Perfect pitch common among the blind

From New Orleans, at the annual meeting of the Society for Neuroscience

Stevie Wonder. Ray Charles. Jose Feliciano. Because of such legends, there’s a perception that blind people make great musicians. Scientists do have some evidence from blind people that brain areas normally devoted to vision become involved in hearing or in controlling the dexterity needed to play an instrument. A new study now finds that blind musicians are more likely to have perfect pitch than sighted people are.

Perfect pitch is the ability to identify the pitch, or frequency, of a musical note without a reference note. This talent, perhaps as rare as 1 in 2,000 among the general population, seems to result from a blend of genetics and experience. People with early musical training are much more likely than others to have perfect pitch, but the skill also runs in families (SN: 11/16/96, p. 316).
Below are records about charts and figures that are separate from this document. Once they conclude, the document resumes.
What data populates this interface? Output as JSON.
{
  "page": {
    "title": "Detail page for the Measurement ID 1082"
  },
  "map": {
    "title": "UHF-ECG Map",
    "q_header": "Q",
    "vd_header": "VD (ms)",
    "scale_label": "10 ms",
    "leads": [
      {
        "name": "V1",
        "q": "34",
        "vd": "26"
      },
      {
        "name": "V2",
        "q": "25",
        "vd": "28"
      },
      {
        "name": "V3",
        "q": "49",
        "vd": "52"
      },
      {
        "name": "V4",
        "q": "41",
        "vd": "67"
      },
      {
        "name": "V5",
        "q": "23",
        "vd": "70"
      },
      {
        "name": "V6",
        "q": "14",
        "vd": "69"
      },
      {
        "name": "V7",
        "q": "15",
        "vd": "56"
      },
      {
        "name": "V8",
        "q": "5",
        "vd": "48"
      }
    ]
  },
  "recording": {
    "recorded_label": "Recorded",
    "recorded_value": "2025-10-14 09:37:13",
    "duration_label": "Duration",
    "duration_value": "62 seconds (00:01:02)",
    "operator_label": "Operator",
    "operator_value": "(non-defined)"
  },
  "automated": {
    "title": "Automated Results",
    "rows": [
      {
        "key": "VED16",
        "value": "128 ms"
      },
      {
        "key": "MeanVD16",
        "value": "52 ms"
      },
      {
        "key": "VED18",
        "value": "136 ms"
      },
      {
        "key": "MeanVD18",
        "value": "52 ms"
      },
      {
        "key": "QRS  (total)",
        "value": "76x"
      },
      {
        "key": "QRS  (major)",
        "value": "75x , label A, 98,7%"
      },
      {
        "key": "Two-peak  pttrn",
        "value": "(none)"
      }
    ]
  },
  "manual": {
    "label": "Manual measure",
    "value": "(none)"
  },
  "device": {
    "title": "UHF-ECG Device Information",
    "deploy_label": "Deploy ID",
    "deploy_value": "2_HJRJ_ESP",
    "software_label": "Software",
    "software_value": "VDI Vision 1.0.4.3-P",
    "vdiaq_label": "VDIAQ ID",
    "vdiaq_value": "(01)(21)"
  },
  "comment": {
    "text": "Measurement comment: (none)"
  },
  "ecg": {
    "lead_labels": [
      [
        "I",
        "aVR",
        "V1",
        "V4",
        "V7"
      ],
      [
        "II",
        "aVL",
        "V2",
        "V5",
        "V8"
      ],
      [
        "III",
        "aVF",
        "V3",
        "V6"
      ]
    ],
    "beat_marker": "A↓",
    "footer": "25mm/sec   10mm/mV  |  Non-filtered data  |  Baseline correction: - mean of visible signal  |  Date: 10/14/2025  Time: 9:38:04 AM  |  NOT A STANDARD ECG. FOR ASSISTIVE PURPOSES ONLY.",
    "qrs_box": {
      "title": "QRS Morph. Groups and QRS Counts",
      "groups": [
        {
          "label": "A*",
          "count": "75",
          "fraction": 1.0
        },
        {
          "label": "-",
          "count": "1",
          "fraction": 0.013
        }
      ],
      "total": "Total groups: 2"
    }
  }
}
Roy H. Hamilton of the Beth Israel Deaconess Medical Center in Boston and his colleagues surveyed 30 people who have been blind since the age of 6 or earlier. Within that group, 21 reported having a musical background and 12 of them—57 percent of the musicians—said they have perfect pitch. People who claim to have perfect pitch are invariably correct, says Hamilton, and when the researchers tested 7 of the 12, they confirmed the skill in each.

The prevalence of perfect pitch among the blind musicians is about two to three times that usually reported for sighted musicians, says Hamilton. Now, in an effort to pinpoint brain regions responsible for perfect pitch, the investigators are conducting brain-imaging studies of blind musicians. A previous imaging study in sighted people revealed a brain region that’s larger in those with perfect pitch than in others.